Grayfolded

Grateful Dead & John Oswald

par Francois Branchon le 20/11/1999

Note: 8.0    

Répondant dans un bar new yorkais à la question de savoir si "Grayfolded" était ou non un album du Grateful Dead, Phil Lesh, bassiste et architecte du groupe, assure que non. Pourtant nombre de "Dead heads" affirment le contraire ! L'objet du débat : le projet fou de John Oswald, producteur-remixeur de son état, de réaliser un montage de vingt-cinq ans d'interprétation scénique du morceau "Dark star". Phil Lesh contacté accepte et fournit les bandes. L'expérience ne le surprend pas outre mesure. Après tout, son groupe a déjà procédé de la sorte en 1968 avec "That's for the other one" sur l'album "Anthem of the sun", résultat studio du mixage de plusieurs prises live, avec ajout de phasing, écho et variation de vitesse des bandes.

"Grayfolded", "l'œuvre" de John Oswald, en devient une meta-version de "Dark star", métaphore vivante d'un concert imaginaire d'un seul morceau qui durerait deux heures. Concert doublement ésotérique car "Dark star" n'est pas n'importe quel titre du répertoire du Grateful Dead. Plus qu'un morceau du Dead, il EST le Dead, portant en lui toute la mystique de Jerry Garcia. Composé en 1967 pendant les sessions de "Anthem of the sun", "Dark star" marque le début de la collaboration de Garcia avec le poète Robert Hunter qui va devenir le parolier attitré du groupe. Le morceau n'est pas inclus dans l'album et seule une version single est publiée.

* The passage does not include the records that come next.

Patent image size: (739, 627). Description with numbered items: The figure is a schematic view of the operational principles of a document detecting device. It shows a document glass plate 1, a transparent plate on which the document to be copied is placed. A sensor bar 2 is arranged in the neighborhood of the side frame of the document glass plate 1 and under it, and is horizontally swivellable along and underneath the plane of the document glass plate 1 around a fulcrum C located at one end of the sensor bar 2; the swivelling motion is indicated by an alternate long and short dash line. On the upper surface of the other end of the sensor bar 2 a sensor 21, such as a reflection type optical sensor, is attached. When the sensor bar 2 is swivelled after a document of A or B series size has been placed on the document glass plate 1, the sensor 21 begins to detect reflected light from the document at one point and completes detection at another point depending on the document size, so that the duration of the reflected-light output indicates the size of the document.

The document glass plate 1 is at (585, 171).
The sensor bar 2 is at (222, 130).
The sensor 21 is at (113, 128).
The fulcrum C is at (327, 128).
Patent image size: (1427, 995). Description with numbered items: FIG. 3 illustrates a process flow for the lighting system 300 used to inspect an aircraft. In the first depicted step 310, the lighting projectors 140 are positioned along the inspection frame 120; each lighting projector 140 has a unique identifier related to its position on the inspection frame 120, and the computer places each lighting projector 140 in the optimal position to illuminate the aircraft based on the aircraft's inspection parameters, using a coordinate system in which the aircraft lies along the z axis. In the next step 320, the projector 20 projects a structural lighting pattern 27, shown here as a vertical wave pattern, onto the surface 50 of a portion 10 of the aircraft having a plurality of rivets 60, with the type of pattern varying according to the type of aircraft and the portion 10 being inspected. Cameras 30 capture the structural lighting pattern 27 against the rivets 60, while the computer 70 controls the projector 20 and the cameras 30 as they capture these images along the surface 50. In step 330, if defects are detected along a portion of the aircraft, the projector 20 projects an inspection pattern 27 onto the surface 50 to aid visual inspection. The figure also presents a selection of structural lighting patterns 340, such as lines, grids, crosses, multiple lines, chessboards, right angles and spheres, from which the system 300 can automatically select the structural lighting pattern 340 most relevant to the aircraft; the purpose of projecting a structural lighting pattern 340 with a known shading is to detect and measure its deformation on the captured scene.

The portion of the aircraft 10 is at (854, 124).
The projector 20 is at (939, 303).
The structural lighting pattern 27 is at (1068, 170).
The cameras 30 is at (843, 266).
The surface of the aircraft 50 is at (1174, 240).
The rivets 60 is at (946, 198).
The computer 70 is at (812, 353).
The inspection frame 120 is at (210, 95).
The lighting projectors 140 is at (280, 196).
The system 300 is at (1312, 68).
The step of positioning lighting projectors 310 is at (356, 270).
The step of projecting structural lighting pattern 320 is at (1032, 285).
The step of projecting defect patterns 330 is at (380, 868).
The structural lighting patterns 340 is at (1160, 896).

Mais il devient le cœur des concerts, un moment totalement à part, attendu de tous les adorateurs comme la "zone", espace magique, mystérieux et cosmique que peu de groupes peuvent prétendre atteindre et que le Grateful Dead, cherche à chacun de ses concerts à atteindre, sans forcément y parvenir.

John Oswald s'est beaucoup intéressé aux portions musicales entre les morceaux, quand les musiciens cherchent le "groove" suivant, la prochaine ligne directrice qui les emmènera vers une autre improvisation puis un nouveau morceau. "Dark star", qui selon les soirs dure entre cinq et cinquante-cinq minutes est toujours amené par une improvisation et, moment le plus intense, débouche toujours sur une suite : "St Stephen" est l'enchaînement le plus connu (consacré par l'album "Live Dead"), mais il y en a eu beaucoup d'autres, selon les époques... Ainsi conçu, "Grayfolded" s'articule ensuite comme le morceau de base : longue introduction fourmillante d'étoiles, arrivée des vocaux, montée, crescendo, explosion et récupération sur les hauteurs, avec des durées naturellement multipliées et des jonglages entre les multiples explosions, chaque concert n'ayant évidemment jamais ressemblé à un autre. Tout fonctionne bien dans l'ensemble - sauf peut-être une arrivée de cuivres inattendue - et l'illusion d'assister à un vrai concert est réelle, comme les lignes de guitare de Jerry Garcia et la basse de Phil Lesh, ver de terre en chaleur qui s'enroule autour, sonnent parfaitement bien et provoquent la même dépendance à la musique.

Les amateurs de Grateful Dead se régaleront de cette longue suite de deux heures. Bill Graham, le propriétaire des fameux Fillmore et Winterland disait du Dead qu'il n'était pas le meilleur groupe à faire ce qu'il faisait, mais simplement le seul à faire ce qu'il faisait. Voilà un disque qui pourrait presque le démentir.